Concentration of Power and Control
Many of the critics of the Green Revolution have pointed to broader trends of increased concentration of power in a few large agribusinesses, as a result of an increased dependency on fertilizer, pesticides and other inputs (Oasa 1987; Rosset, Collins, and Lappe 2000; Shiva 1989; Spitz 1987). The industrial model of agriculture used in the West and promoted as part of the Green Revolution is linked to a tremendous concentration of farms, agribusiness and food corporations in the United States and around the world (Lyson and Raymer 2000). A few transnational firms are coming to dominate agrochemicals, seeds, pharmaceuticals and animal products around the world(Lyson and Raymer 2000). In addition to the global picture, in local regions there has been an increase in corporate control and large farm concentration. Agarwal argues that the Green Revolution increased and entrenched social inequities in India, particularly along gender lines, by focusing on technical approaches to reducing hunger and poverty, and by linking the technology to purchased inputs and access to land (Agarwal 1994; Agarwal 1997). Although the Green Revolution cannot be causally attributed with this trend, there is a high probability that there are direct linkages between the processes of the Green Revolution and a higher concentration of agribusinesses’ power and control over the food system.
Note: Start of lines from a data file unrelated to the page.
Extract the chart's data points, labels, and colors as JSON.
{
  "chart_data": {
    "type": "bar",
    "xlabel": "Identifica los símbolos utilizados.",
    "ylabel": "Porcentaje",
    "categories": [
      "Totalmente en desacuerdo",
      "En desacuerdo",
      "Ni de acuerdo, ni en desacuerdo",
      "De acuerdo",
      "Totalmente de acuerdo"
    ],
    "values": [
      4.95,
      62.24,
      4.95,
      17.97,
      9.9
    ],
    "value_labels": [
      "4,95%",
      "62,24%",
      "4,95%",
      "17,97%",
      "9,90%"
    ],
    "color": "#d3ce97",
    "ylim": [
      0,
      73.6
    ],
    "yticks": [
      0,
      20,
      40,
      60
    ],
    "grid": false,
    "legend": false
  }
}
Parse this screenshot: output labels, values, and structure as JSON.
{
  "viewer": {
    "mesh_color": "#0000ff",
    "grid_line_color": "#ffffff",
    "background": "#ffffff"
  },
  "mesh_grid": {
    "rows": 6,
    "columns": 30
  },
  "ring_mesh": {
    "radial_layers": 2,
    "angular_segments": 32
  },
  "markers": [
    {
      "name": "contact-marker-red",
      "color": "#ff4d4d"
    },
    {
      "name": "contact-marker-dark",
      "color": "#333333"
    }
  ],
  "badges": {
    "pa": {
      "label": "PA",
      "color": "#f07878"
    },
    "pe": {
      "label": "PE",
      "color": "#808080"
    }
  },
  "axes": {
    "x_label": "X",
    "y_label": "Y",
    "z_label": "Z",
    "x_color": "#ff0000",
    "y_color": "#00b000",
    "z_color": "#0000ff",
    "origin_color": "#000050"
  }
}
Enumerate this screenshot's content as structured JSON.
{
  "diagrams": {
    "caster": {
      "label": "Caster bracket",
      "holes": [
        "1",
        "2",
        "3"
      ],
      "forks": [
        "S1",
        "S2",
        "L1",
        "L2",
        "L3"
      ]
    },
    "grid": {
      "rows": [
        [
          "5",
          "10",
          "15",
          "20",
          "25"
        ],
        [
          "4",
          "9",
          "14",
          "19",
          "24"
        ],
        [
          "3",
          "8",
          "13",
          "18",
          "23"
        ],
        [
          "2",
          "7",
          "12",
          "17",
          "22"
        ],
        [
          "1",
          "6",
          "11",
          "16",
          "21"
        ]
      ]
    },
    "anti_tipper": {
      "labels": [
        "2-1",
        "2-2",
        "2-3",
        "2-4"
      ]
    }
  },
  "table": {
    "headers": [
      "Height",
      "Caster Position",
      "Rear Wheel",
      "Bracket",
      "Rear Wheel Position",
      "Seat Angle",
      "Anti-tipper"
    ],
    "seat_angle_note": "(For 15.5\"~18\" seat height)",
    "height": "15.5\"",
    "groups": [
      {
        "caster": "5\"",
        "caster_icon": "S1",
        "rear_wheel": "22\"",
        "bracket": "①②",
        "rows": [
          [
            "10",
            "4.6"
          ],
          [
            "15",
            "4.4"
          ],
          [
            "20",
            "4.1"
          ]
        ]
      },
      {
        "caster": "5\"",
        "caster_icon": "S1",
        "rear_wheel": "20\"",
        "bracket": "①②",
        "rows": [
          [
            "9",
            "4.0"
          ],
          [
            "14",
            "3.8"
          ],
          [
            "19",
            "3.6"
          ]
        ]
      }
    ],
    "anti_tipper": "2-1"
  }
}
Thus, the case studies and general discussion above suggest the following: - consumption levels may have increased for farmers, but the costs of inputs may have offset some of the yield gains and it is not clear that the yield increases would have translated into improvements in child nutrition, due to the many factors between increases in food and resources and child intake. - consumption levels of the urban poor and landless may not have increased due to a decrease in real wages and reduced purchasing power; in addition, there may have been a reduction in intake of pulses, vegetables and meat due to prices increases in these foods, which may in some cases be linked to the Green Revolution; - the Green Revolution may have increased inequalities in communities due to increased mechanization and decreased labour opportunities for the poor; - there were severe environmental impacts from the Green Revolution, which have effects on consumption and nutrition for the poor. - Increased concentration of power and control over the food system is one outcome that can be linked, although not causally, to the Green Revolution.